F42199 conversion process from Xe to 9.0...

swhitmire

Reputable Poster
We're working on an upgrade from Xe to 9.0, and in our table conversion tests, we've found that the conversions on F42199 take an extremely long time -- almost 64 hours all together, which is longer than all the others together take. We've purged some more data out of the live table since our initial tests, but only about a third, so these processes are still going to take a lot longer than we'd like. To speed this up, we're trying to figure out exactly what these UBEs (R8942199D, R8942199A, R8942199B, and R8942199F) do and see if we can't do part of it faster directly in the database.
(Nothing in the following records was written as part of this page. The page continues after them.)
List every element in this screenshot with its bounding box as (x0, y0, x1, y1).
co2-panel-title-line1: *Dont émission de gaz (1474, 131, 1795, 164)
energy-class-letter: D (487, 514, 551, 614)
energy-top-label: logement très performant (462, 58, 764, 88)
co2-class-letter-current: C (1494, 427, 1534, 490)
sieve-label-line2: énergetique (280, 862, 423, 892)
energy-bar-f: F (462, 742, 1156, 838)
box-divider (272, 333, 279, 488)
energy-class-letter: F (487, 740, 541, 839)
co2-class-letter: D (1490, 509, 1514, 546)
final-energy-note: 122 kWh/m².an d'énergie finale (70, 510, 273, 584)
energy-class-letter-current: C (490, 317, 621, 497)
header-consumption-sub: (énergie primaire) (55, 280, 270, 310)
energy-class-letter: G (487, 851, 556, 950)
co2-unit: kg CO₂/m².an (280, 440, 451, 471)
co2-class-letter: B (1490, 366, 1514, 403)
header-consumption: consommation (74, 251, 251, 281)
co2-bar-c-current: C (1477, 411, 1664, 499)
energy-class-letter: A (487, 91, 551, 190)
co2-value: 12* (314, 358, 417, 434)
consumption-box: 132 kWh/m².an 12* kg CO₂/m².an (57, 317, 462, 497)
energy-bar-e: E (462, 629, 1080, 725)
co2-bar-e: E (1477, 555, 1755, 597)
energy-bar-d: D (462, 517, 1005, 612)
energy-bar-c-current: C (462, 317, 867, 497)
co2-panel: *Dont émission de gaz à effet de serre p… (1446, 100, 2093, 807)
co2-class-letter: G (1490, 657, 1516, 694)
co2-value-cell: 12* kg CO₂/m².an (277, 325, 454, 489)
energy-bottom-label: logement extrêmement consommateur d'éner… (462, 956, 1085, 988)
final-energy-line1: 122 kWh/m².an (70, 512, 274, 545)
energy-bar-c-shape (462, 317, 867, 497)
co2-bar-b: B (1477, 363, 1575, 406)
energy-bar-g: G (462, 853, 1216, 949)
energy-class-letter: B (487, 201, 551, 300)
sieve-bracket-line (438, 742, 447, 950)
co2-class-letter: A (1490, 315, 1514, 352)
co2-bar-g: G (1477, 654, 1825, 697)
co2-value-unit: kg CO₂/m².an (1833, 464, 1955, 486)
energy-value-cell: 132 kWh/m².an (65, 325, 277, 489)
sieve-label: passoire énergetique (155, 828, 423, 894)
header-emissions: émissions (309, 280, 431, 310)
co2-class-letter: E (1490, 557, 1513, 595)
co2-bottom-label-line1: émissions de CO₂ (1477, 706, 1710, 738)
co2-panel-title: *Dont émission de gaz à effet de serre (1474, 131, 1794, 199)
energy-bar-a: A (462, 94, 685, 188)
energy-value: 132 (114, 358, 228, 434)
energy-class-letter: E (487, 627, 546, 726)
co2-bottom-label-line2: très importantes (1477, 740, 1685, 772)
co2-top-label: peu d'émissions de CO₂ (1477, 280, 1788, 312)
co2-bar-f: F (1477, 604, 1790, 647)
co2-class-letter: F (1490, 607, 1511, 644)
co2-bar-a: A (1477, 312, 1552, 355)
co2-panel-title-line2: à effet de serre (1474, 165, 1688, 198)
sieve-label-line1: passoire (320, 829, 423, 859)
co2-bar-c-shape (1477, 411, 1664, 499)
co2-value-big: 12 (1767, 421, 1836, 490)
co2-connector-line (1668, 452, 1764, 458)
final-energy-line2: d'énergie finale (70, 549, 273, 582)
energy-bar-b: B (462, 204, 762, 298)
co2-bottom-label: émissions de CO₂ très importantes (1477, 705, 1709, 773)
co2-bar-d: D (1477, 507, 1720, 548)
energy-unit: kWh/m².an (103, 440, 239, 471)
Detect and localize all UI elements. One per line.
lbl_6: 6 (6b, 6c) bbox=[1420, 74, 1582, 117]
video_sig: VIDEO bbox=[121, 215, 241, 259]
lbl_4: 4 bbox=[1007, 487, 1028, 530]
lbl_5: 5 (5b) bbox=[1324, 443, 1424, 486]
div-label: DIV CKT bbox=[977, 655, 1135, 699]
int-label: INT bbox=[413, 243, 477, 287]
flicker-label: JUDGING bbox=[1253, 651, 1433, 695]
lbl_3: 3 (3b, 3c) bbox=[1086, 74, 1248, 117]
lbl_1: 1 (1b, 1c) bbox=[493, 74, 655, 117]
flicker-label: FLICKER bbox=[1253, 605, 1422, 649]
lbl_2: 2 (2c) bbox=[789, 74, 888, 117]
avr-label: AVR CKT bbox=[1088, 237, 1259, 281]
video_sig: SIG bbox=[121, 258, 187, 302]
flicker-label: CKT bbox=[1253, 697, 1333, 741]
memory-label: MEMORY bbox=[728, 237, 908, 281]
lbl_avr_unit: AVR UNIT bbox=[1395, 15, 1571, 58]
The Programmer's Guide isn't completely clear about what all happens, but from looking at it and the UBEs, it seems like R8942199D just copies all rows with a value in the CDCD field to F42199A, and then R8942199F just sets SHPN in F42199 to CDCD from F42199A and fills in XPTY with all 9's. These two processes took 32 hours and 24 hours respectively, so if this is true, I think we could speed it up considerably by just running a couple of SQL statements, one to convert CDCD to a number and assign it to SHPN wherever it's not blank, and one to update XPTY. Has anyone tried this? Or, if not, I'd like to hear about anything anyone's done to speed up these processes (adding indexes, etc)... thanks!
 
I recently completed an XE to 9.0 upgrade. Can you let us know how many records in your F42199? Maybe a few of us could check records in our F42199 and compare to see how long this TC took in our environment. Are you running the TC on the DS or the ES? Have you checked to make sure logging is off? Are you converting the table to unicode at the same time as executing the TC?

Michael
 
There were about 20M records in the F42199 when we ran the conversions (we've cut that down to 14.6M for the next try). They were running on the enterprise server, with logging off, and were were not doing a Unicode conversion. The other TC processes seemed to take a reasonable time, but these definitely didn't, especially the first (R8942199D) and fourth (R8942199F) of the four processes.